ヨーロッパ囲碁ニュース
ヨーロッパの囲碁ニュース・棋戦情報をお伝えします。
囲碁ニュース [ 2022年5月30日 ]
パンダネット主催 欧州チーム選手権:決勝ステージ進出国が決定
第12回となるパンダネット主催の欧州チーム選手権の予選リーグが終了、決勝ステージ進出4か国が決定した。3連覇中のフランスが7勝1分の圧倒的成績で1位通過。加えてウクライナ、チェコ(共に5勝1分け2敗)、ポーランド(4勝1分3敗)がタイトルを争うことになる。決勝ステージは、今年夏にルーマニアで開かれる予定の欧州囲碁コングレスの機会に開催される。予選リーグは昨年10月から今月にかけて、ほぼ毎月1局のペースで進められていた。
なお、ロシアによるウクライナ侵攻を受けて、ロシアはトップのAリーグから排除された。
大規模大会、徐々に復帰
ワクチン接種が一段落し、移動の制限がほぼ撤廃されたことで、数はまだまだ少ないものの、参加者100人を超える大規模大会が復活し始めている。
フランスではイースターの週末である4月16-18日にパリ大会がパリ中心部で開催された。入場制限などはあったものの、142人が参加した。

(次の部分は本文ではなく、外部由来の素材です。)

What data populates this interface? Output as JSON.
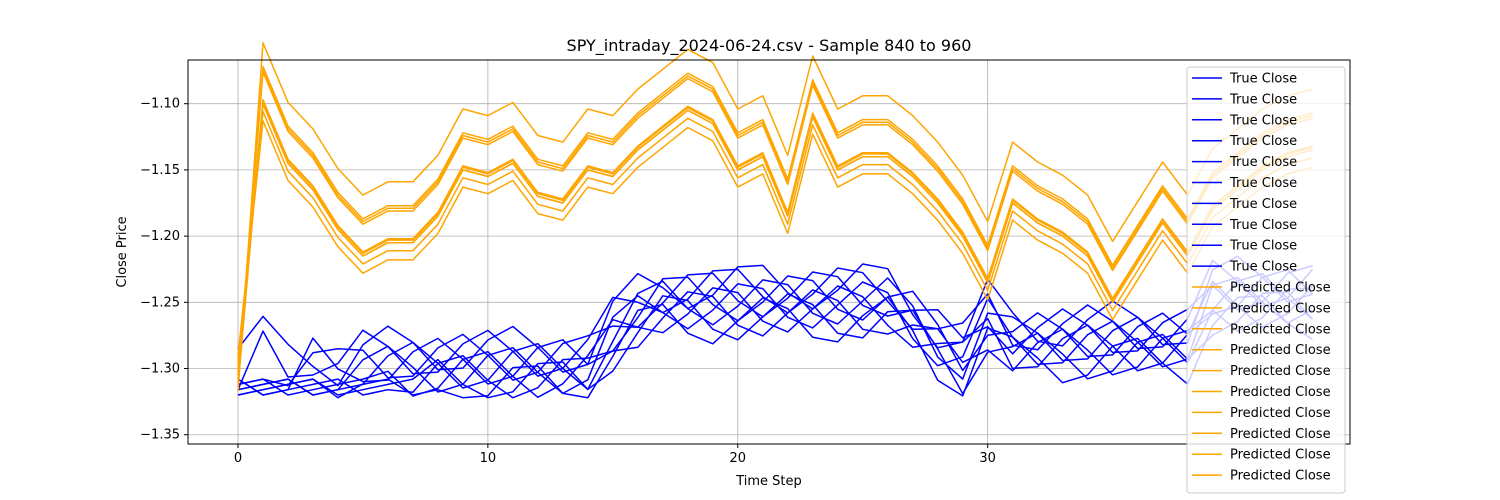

優勝は戴俊夫8d(フランス)。今年は新たに本も出版するなど、幅広く活躍している。2位はコルネル・ブルゾ6d(ルーマニア)、3位はヴァレリー・クルシェルニツキー6d(ウクライナ)、4位はス・ヤン6d(フィンランド)、5位はバンジャマン・ドレアン=ゲナイジア6d(フランス)だった。

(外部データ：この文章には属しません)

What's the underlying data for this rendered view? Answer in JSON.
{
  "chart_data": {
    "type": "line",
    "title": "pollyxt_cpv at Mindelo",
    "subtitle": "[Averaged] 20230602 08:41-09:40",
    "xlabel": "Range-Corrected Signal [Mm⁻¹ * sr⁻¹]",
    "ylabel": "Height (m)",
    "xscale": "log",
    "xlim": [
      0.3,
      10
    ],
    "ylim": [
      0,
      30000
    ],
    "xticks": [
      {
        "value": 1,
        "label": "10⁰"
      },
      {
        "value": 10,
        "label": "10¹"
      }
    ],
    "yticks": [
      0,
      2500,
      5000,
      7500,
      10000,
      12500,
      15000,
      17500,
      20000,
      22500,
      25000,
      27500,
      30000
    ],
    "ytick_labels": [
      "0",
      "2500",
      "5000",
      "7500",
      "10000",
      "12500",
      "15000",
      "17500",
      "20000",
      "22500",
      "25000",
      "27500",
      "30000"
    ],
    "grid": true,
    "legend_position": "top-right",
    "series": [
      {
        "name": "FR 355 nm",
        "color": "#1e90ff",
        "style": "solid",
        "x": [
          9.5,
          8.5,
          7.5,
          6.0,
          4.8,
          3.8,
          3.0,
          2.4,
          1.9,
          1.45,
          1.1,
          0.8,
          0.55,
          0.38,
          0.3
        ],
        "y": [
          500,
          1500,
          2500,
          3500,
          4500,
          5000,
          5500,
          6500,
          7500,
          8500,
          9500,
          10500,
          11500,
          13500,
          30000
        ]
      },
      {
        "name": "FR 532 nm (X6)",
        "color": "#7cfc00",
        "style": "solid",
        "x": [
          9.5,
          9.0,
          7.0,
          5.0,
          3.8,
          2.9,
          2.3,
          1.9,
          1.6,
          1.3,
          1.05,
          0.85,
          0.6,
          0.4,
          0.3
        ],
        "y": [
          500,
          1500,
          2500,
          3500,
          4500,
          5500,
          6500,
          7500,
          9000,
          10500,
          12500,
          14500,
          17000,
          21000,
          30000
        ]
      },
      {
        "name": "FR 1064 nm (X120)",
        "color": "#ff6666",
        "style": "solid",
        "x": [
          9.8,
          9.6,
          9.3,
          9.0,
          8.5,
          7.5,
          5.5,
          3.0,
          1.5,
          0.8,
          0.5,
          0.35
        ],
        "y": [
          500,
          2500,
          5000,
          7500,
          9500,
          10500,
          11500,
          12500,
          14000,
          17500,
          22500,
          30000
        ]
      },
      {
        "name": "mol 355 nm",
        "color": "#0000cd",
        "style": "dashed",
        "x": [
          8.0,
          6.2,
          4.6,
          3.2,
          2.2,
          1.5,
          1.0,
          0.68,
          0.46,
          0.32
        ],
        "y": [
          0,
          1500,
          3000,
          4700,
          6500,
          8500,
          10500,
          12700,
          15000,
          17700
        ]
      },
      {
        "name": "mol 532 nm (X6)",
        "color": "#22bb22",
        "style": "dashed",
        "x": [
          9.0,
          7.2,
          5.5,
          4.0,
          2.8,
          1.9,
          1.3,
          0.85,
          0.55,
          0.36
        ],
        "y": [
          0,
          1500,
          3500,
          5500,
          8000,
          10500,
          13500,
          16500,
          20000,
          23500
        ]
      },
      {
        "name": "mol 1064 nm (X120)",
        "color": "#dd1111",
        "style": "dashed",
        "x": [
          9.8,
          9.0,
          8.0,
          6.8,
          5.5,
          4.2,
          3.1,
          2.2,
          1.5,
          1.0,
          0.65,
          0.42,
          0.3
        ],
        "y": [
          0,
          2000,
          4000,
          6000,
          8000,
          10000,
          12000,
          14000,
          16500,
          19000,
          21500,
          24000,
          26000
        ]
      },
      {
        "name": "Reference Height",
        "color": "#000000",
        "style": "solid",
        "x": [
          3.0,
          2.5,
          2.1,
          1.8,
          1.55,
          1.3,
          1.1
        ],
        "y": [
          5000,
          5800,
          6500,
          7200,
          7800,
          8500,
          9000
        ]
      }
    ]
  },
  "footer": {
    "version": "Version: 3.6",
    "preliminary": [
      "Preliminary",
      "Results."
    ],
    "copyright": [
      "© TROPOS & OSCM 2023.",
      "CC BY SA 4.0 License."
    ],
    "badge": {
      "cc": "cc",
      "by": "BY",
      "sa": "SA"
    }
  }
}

またパリ大会に続く週末には、チェコのプラハにおいて韓国大使杯が開かれ、こちらは168人を集めた。優勝は韓国のキム・ドヒョプ7d。これにスタニスワフ・フレイラック1p(ポーランド)、ルカシュ・ポドペラ7d(チェコ)、パヴォル・リジー2p(スロバキア)が続いた。


[ 記事:野口基樹 ]
囲碁ニュース [ 2022年3月27日 ]
ロシアによるウクライナ侵攻、欧州囲碁界も動揺
EGFによる制裁
2月末にロシアがウクライナを侵攻したことで、欧州囲碁界にも動揺が広がっている。国外に逃れた、碁を打つ子供達、女性も少なくない。ウクライナ出身でキエフ在住だったアルテム・カチャノフスキー2pは西部リヴィウに移動した。カチャノフスキー2pは囲碁雑誌『欧州囲碁ジャーナル』を主宰しているが、ロシア選手からの同誌への寄稿を受け付けないこととしたと発表、「苦渋の選択」と述べた。

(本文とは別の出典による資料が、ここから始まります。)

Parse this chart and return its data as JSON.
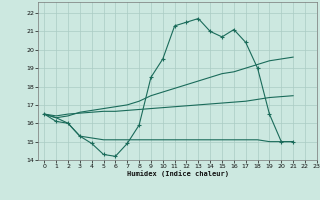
{
  "xlabel": "Humidex (Indice chaleur)",
  "background_color": "#cce8e0",
  "grid_color": "#aaccC4",
  "line_color": "#1a6b5a",
  "xlim": [
    -0.5,
    23
  ],
  "ylim": [
    14,
    22.6
  ],
  "xticks": [
    0,
    1,
    2,
    3,
    4,
    5,
    6,
    7,
    8,
    9,
    10,
    11,
    12,
    13,
    14,
    15,
    16,
    17,
    18,
    19,
    20,
    21,
    22,
    23
  ],
  "yticks": [
    14,
    15,
    16,
    17,
    18,
    19,
    20,
    21,
    22
  ],
  "line1_y": [
    16.5,
    16.1,
    16.0,
    15.3,
    14.9,
    14.3,
    14.2,
    14.9,
    15.9,
    18.5,
    19.5,
    21.3,
    21.5,
    21.7,
    21.0,
    20.7,
    21.1,
    20.4,
    19.0,
    16.5,
    15.0,
    15.0,
    null,
    null
  ],
  "line2_y": [
    16.5,
    16.3,
    16.4,
    16.6,
    16.7,
    16.8,
    16.9,
    17.0,
    17.2,
    17.5,
    17.7,
    17.9,
    18.1,
    18.3,
    18.5,
    18.7,
    18.8,
    19.0,
    19.2,
    19.4,
    19.5,
    19.6,
    null,
    null
  ],
  "line3_y": [
    16.5,
    16.4,
    16.5,
    16.55,
    16.6,
    16.65,
    16.65,
    16.7,
    16.75,
    16.8,
    16.85,
    16.9,
    16.95,
    17.0,
    17.05,
    17.1,
    17.15,
    17.2,
    17.3,
    17.4,
    17.45,
    17.5,
    null,
    null
  ],
  "line4_y": [
    16.5,
    16.3,
    16.0,
    15.3,
    15.2,
    15.1,
    15.1,
    15.1,
    15.1,
    15.1,
    15.1,
    15.1,
    15.1,
    15.1,
    15.1,
    15.1,
    15.1,
    15.1,
    15.1,
    15.0,
    15.0,
    15.0,
    null,
    null
  ]
}
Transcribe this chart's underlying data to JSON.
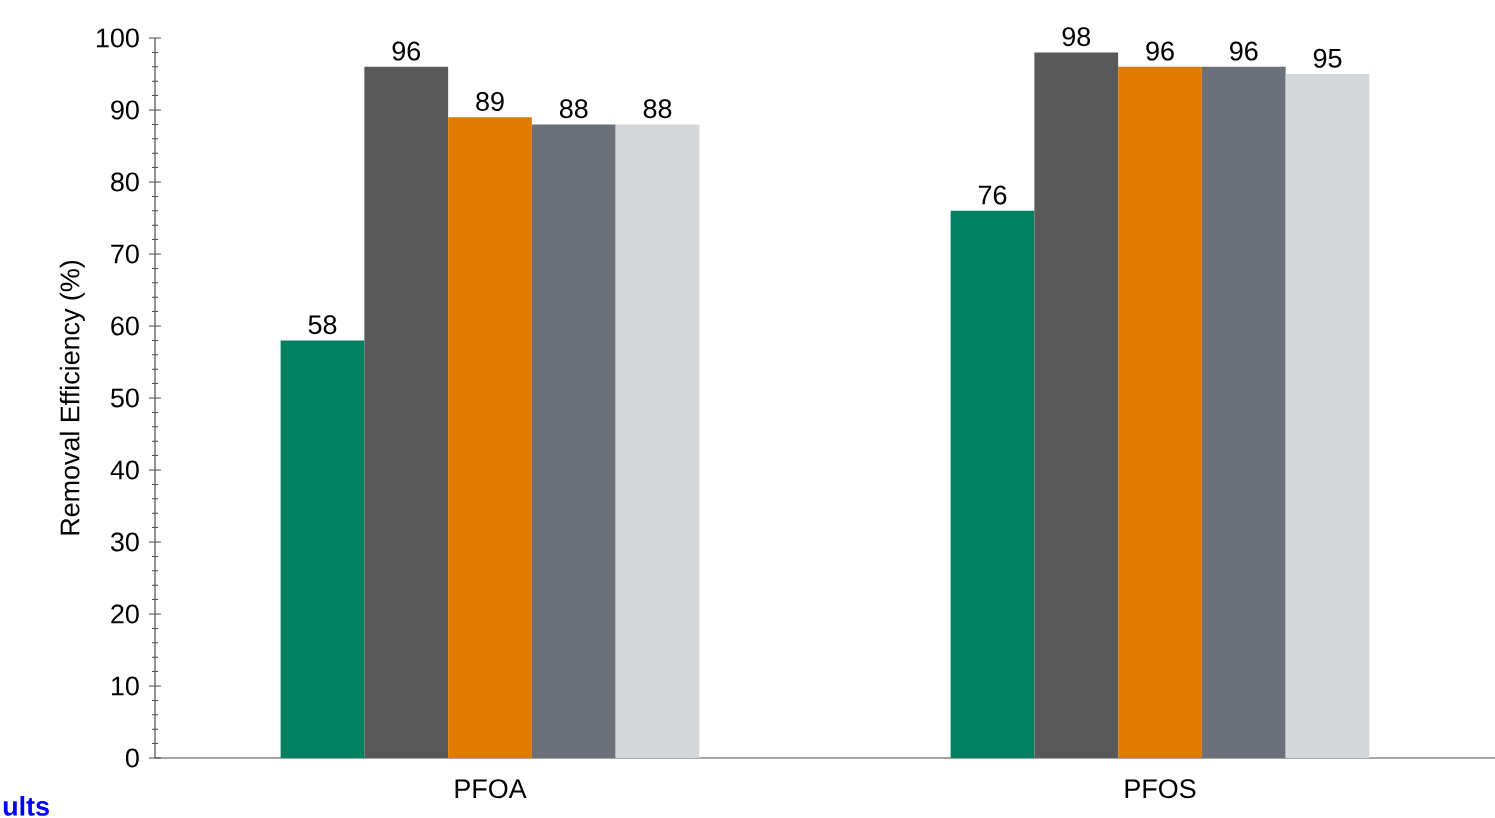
{
  "chart_data": {
    "type": "bar",
    "ylabel": "Removal Efficiency (%)",
    "categories": [
      "PFOA",
      "PFOS"
    ],
    "series": [
      {
        "color": "#00805f",
        "values": [
          58,
          76
        ]
      },
      {
        "color": "#595959",
        "values": [
          96,
          98
        ]
      },
      {
        "color": "#e07b00",
        "values": [
          89,
          96
        ]
      },
      {
        "color": "#6b7079",
        "values": [
          88,
          96
        ]
      },
      {
        "color": "#d4d8db",
        "values": [
          88,
          95
        ]
      }
    ],
    "ylim": [
      0,
      100
    ],
    "yticks": [
      0,
      10,
      20,
      30,
      40,
      50,
      60,
      70,
      80,
      90,
      100
    ],
    "data_labels": true,
    "annotations": [
      "ults"
    ]
  }
}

欧州囲碁連盟(EGF)は3月頭、「ウクライナに対する戦争」を非難すると共に、以下のような措置を発表した。
▽ロシアのEGFメンバーシップを停止する。
▽ロシアにおいて計画されているあらゆるEGF関連イベントを中止する。
▽ロシア選手は、ロシア代表としてはEGFのイベントに参加できない(イベントにおけるロシア旗の誇示、国家斉唱などが禁止される)。ただし、中立旗の元での参加(すなわち、欧州代表としての参加)は認める。
同様の措置は、ベラルーシにも適用される。これらの措置は直ちに実施され、措置の変更がない限り維持される。これに続き、国際囲碁連盟(IGF)もEGFと同じ措置の発動を発表した。ロシア選手の排除を求める声も少なからずあったが、最終的には中立旗という条件で参加そのものは認める、というオリンピック方式の結論に落ち着いたことになる。

チェコにおける欧州青少年選手権
EGFによる発表の数日後に行われたのが、チェコ・プラハにおける欧州青少年選手権である。ここでも当然ながら、ロシア選手の参加を許可すべきかどうかが問題となった。ホスト国であるチェコ囲碁協会は、侵攻開始直後の2月26日の時点で、ロシアおよびベラルーシの選手を、青少年選手権に受け入れない(実際に用いられた言葉は「歓迎しない」)、との方針を表明した。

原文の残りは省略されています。